2015年11月21日

十一月二十日

昨日の読売新聞朝刊の長谷川櫂の詩歌コラム「四季」に、小池光の歌が紹介されていた。

一日の過ぎゆくはやさ凝視して妻と二人あり十一月二十日

解説は以下の通り。

ふつうのことをふつうに詠む。短歌でも俳句でも、これほど難しいことはない。題材にもたれず表現に凝らず、それでいて深い静かさをたたえていること。この歌もその一首。時の激流の真っただ中の静かさ。歌集『思川の岸辺』から。

これで解説は十分なのか、というのが正直な気持ち。
この歌は本当に「ふつうのことをふつうに」詠んだだけの歌なのだろうか。

歌集を見ればわかることだが、この歌は『思川の岸辺』の巻頭歌である。作者にとってそれなりの思い入れのある一首に違いない。そして、その歌集は

妻の死は、大きな大きな衝撃となった。わたしの人生は、ここに歴然たる区切りを迎え、以後の生活は一変した。区切りを区切りとして受け止め、さらに新たに前に進まねばという気持から、その死から五年を迎えるいま、本集を編むことにした。

という一冊なのだ。巻頭に妻の歌があるのが偶然ではない。

掲出の一首の初出は「短歌現代」2010年1月号。なので、この「十一月二十日」は、2009年の11月20日であろう。あとがきに「二〇一〇年の十月に、癌で妻を亡くした」とあるので、結果的に妻にとっては生前最後となった「十一月二十日」なのである。

もちろん、そうした諸々のことは、この一首だけからはわからない。でも、「ふつうのことをふつうに」詠んだだけの歌でないことは確かだと思う。

posted by 松村正直 at 08:36| Comment(2) | メモ | このブログの読者になる | 更新情報をチェックする
この記事へのコメント
連れ合いが余命宣告されてからの日々は毎日が記念日のようだったのを思い出しました。
どの歌も身にしみてきます。
最後のクリスマス、最後の大晦日、最後の初日の出…そんな連続でした。
なんて端的に詠まれているのかと思いました。
Posted by 谷口美生 at 2015年11月21日 20:05
病む人はもちろん、傍にいる人も気持ちを保つのが大変でしょうね。
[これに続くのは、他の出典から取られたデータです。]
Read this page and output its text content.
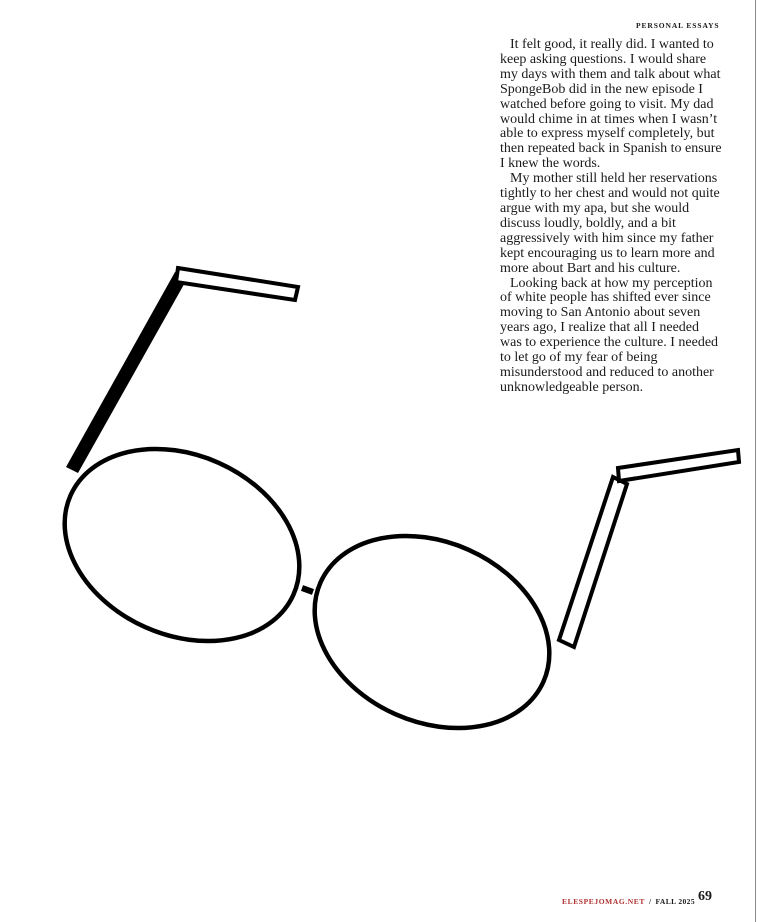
PERSONAL ESSAYS

It felt good, it really did. I wanted to keep asking questions. I would share my days with them and talk about what SpongeBob did in the new episode I watched before going to visit. My dad would chime in at times when I wasn’t able to express myself completely, but then repeated back in Spanish to ensure I knew the words.

My mother still held her reservations tightly to her chest and would not quite argue with my apa, but she would discuss loudly, boldly, and a bit aggressively with him since my father kept encouraging us to learn more and more about Bart and his culture.

Looking back at how my perception of white people has shifted ever since moving to San Antonio about seven years ago, I realize that all I needed was to experience the culture. I needed to let go of my fear of being misunderstood and reduced to another unknowledgeable person.

ELESPEJOMAG.NET / FALL 2025 69
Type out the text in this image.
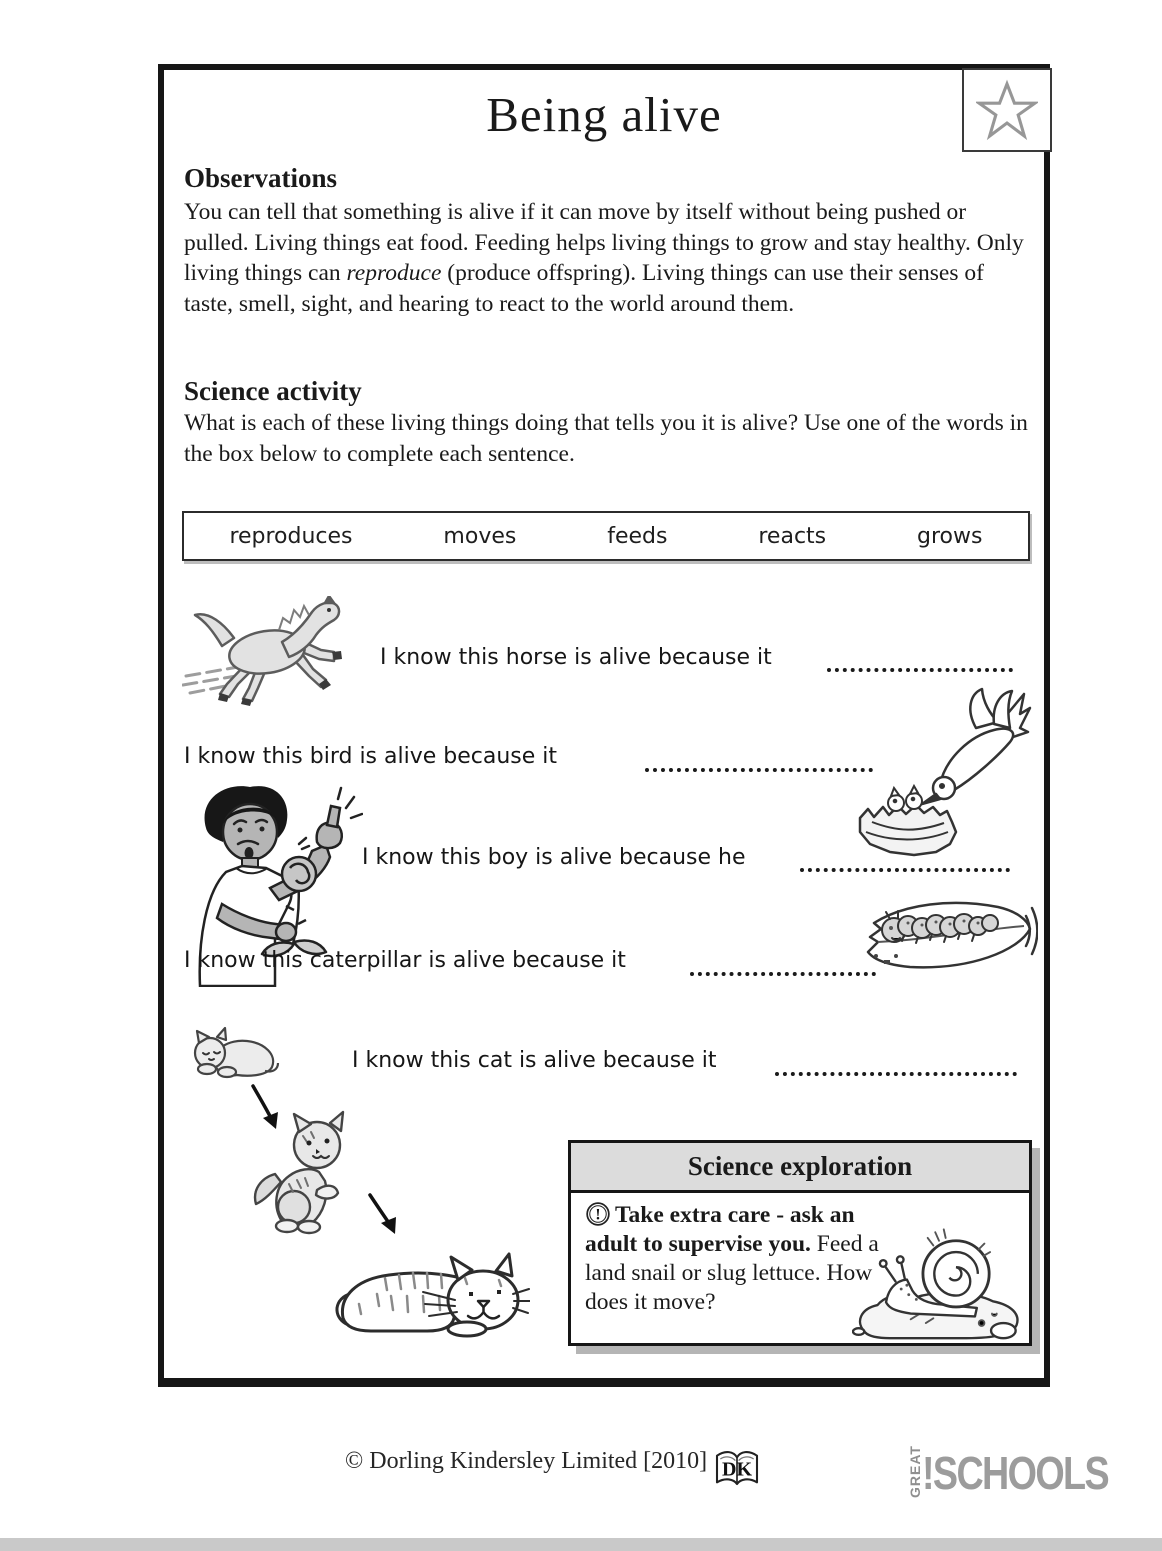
Being alive
Observations
You can tell that something is alive if it can move by itself without being pushed or pulled. Living things eat food. Feeding helps living things to grow and stay healthy. Only living things can reproduce (produce offspring). Living things can use their senses of taste, smell, sight, and hearing to react to the world around them.
Science activity
What is each of these living things doing that tells you it is alive? Use one of the words in the box below to complete each sentence.
reproduces	moves	feeds	reacts	grows
I know this horse is alive because it
I know this bird is alive because it
I know this boy is alive because he
I know this caterpillar is alive because it
I know this cat is alive because it
Science exploration
! Take extra care - ask an adult to supervise you. Feed a land snail or slug lettuce. How does it move?
© Dorling Kindersley Limited [2010] DK	GREAT !SCHOOLS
「十一月二十日・・・」の歌は「マゼラン」と題する一連に入っていて、この後に

海峡か入江か知らず入(はひ)りゆくマゼランの艦隊おもひてわれは
病む人のかたへにありてツヴァイクの『マゼラン』読みつつ己支ふる

と続きます。

通り抜けられる「海峡」か通り抜けられない「入江」か知らず、という緊迫した思いは、本に読むマゼランのものであるとともに、作者の思いでもあったのでしょう。

連作の最後は

海峡をいつとはなしに抜けしとき静かの海はひろがりてをり

という1首。マゼラン海峡を抜けて太平洋に出た場面ですね。